Freie Schule ‒ freie Erwachsene?! Die eigene Entwicklung mit in den Blick nehmen (Teil 1)

Eltern melden ihre Kinder an einer besonderen Schule an, damit ihnen dort etwas anderes widerfährt als das, was sie selbst als Schüler erlebt haben. Sie wollen den Kindern ersparen, gedemütigt, verletzt und in ihrer Entwicklung systematisch behindert zu werden. Sie wünschen ihren Kindern, dass sie sich frei entfalten können; dass sie in einem Raum voller Liebe und Respekt geborgen sind, wo sie Anregung und Begleitung statt Belehrung und zur Auslese missbrauchte Bewertungen erhalten.

Ariane Brena und Kay Garcia im Gespräch

Ariane Brena: Eltern sagen: Wir wollen das Beste für unser Kind. Und dieses suchen wir in dieser Freien Schule xy. Gleichzeitig passiert etwas anderes ‒ und zwar meistens unbewusst: Eltern wollen auch das Beste für sich selbst.

Kay Garcia: Ich sehe in dem Wunsch, das Beste für sein Kind und für sich zu bekommen, keinen Widerspruch. Für mich geht das miteinander einher. Die Interpretation, was gut ist für mein Kind, ist immer abhängig davon, was ich für gut halte.

Viel spannender finde ich den Widerspruch, dass die Eltern einerseits das, was du sagst, für ihr Kind in einer Schule suchen; gleichzeitig zu der freien Entwicklung wollen sie aber auch Sicherheit. Eltern sagen: Wir wollen die freie Entwicklung und den anderen Umgang mit dem Kind und gleichzeitig die Sicherheit, dass sich unser Kind so entwickelt, wie wir es gewohnt sind. Sie verabschieden sich bezüglich des Umgangs und auch eventuell der Unterrichtsgestaltung von der Regelschule und wünschen sich etwas anderes, meist etwas als kindgerechter Eingestuftes. Aber gleichzeitig halten sie als Maßstab für die Entwicklung und das Vorankommen weiterhin die Vorgaben und Normen der Regelschule aufrecht.

Ariane Brena: Das, was ich mit »das Beste für sich selbst wollen« meine, ist nicht per se ein Widerspruch zu »das Beste für sein Kind wollen« ‒ da bin ich ganz einverstanden.

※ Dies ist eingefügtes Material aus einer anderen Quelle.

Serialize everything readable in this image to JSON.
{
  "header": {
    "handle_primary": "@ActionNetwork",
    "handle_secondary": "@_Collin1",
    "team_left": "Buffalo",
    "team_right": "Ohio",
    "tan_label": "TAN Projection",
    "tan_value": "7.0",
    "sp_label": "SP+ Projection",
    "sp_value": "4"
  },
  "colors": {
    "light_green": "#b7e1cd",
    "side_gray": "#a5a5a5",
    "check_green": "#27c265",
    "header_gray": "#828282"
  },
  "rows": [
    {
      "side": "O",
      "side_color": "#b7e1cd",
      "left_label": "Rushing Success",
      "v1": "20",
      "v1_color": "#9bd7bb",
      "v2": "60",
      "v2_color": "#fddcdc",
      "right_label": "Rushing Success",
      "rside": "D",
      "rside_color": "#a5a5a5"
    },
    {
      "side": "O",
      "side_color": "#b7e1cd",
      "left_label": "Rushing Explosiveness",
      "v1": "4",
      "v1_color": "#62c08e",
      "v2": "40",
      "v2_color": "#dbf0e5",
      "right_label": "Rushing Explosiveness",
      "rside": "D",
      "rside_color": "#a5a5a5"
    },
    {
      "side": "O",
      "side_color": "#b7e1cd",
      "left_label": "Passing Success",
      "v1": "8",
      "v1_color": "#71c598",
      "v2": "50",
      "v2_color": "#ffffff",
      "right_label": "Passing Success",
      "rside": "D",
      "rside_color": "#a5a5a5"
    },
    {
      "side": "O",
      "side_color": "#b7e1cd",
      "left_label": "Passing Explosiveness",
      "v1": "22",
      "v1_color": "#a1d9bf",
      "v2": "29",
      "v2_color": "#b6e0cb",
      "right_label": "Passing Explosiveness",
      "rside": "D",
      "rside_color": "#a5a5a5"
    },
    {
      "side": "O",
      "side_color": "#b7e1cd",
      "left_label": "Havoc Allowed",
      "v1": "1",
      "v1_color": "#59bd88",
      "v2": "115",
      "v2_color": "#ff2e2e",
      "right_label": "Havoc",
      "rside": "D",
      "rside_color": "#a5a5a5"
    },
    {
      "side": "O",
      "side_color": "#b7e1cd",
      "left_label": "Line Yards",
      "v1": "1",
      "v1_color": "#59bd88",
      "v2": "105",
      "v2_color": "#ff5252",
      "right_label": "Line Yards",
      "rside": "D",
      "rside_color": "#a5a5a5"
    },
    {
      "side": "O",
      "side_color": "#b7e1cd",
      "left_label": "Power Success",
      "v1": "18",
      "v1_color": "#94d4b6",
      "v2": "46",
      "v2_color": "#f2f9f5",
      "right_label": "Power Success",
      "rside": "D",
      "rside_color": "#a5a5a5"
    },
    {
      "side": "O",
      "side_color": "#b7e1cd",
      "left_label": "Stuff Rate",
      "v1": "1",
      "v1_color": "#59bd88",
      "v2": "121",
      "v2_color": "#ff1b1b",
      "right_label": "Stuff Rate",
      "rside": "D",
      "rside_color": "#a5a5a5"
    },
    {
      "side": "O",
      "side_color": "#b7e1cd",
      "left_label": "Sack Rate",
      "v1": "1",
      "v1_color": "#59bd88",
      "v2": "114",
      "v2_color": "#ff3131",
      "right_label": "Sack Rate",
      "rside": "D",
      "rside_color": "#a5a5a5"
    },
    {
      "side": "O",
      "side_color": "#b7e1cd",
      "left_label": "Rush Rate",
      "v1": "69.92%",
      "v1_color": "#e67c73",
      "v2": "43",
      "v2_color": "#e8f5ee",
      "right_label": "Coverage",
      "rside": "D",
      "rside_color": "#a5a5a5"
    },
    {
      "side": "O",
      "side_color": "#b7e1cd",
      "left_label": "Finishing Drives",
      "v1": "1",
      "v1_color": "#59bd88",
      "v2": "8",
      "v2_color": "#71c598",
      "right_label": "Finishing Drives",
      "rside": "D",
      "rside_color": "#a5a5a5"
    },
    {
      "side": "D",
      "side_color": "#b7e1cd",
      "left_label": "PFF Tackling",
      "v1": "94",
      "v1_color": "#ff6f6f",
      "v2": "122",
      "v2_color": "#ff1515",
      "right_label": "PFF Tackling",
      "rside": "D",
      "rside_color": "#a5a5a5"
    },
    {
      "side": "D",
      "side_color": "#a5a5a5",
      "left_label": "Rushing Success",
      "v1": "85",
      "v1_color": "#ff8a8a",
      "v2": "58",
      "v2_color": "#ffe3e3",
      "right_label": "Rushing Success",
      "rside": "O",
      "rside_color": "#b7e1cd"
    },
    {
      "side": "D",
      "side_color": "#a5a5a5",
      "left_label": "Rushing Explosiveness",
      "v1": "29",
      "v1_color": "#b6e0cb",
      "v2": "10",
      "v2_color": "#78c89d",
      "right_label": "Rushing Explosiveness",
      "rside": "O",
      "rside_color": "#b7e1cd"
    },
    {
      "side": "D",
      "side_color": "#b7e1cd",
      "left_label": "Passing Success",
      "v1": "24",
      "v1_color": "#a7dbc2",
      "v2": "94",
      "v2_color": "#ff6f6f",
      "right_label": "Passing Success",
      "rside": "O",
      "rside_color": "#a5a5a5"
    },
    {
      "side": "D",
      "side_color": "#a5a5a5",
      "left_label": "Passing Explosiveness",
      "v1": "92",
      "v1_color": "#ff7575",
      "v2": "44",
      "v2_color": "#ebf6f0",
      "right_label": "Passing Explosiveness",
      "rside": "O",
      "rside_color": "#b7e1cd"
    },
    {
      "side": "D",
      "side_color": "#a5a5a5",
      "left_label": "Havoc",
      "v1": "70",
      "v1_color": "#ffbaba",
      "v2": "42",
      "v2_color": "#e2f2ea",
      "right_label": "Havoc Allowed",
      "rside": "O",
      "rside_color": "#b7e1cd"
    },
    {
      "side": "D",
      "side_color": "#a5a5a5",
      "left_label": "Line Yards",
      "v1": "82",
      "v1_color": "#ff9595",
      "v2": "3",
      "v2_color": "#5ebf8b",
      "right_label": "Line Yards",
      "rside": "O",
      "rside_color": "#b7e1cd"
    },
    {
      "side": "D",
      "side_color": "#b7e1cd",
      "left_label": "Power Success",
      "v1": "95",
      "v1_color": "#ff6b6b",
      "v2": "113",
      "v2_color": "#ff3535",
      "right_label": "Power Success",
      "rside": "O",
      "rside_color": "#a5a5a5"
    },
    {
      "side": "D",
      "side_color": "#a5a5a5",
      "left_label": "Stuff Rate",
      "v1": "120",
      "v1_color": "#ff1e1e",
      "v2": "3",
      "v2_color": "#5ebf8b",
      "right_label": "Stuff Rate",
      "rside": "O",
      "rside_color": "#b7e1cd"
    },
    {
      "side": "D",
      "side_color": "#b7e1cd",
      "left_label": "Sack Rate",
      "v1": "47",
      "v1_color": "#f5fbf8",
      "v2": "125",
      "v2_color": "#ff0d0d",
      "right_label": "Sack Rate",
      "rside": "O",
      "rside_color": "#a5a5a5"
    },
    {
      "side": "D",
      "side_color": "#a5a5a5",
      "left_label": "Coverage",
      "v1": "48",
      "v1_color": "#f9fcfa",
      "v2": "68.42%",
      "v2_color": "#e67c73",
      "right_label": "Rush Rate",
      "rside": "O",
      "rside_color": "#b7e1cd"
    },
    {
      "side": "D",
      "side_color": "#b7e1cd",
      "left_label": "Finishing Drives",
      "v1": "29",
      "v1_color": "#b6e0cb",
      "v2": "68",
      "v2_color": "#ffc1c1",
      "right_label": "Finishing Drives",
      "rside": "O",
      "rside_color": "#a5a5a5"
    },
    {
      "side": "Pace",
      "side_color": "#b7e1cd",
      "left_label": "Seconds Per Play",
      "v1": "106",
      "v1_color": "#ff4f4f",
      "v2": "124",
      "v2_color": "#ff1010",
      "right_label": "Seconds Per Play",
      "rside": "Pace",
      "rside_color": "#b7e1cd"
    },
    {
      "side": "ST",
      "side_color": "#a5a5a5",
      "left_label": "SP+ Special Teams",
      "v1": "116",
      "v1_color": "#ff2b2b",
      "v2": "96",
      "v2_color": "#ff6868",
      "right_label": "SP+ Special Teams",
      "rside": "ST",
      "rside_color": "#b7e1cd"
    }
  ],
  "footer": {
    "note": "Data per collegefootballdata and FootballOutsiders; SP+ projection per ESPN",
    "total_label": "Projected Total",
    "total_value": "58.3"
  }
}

Mir geht es darum, dass viele oder wohl die meisten Eltern sich selbst Heilung ihrer Verletzungen aus ihrer Schulzeit wünschen, und dass das nicht explizit mit gesagt und gedacht wird: Weil es unbewusst bleibt; oder, wenn es bewusst ist, wird es nicht ausgedrückt, weil die Verletzungen selbst oder die eigene Wut über das Erlebte mit Scham besetzt sind.

Trotzdem wird aber von diesen Eltern versucht, das Eigene zu heilen, indem sie die Kinder in diese Freien Schulen geben. Hier soll alles heil und schön und harmonisch und konsens-orientiert sein … Alle Erwachsenen sollen quasi von jetzt auf gleich anders ticken als die damals erlebten Erwachsenen: respektvoll, gelassen, beziehungs- bzw. bindungsorientiert, wertschätzend … Dabei hat so gut wie niemand das gelernt, weil alle, einschließlich der Pädagogen, noch aus dieser Gehorsams- und Überlebenskampf-Kultur kommen. Und dann passieren sehr typische und bemerkenswerte Konflikte bei den Schulgründungs-Initiativen und in den Schulen ‒ Konflikte zwischen den Erwachsenen.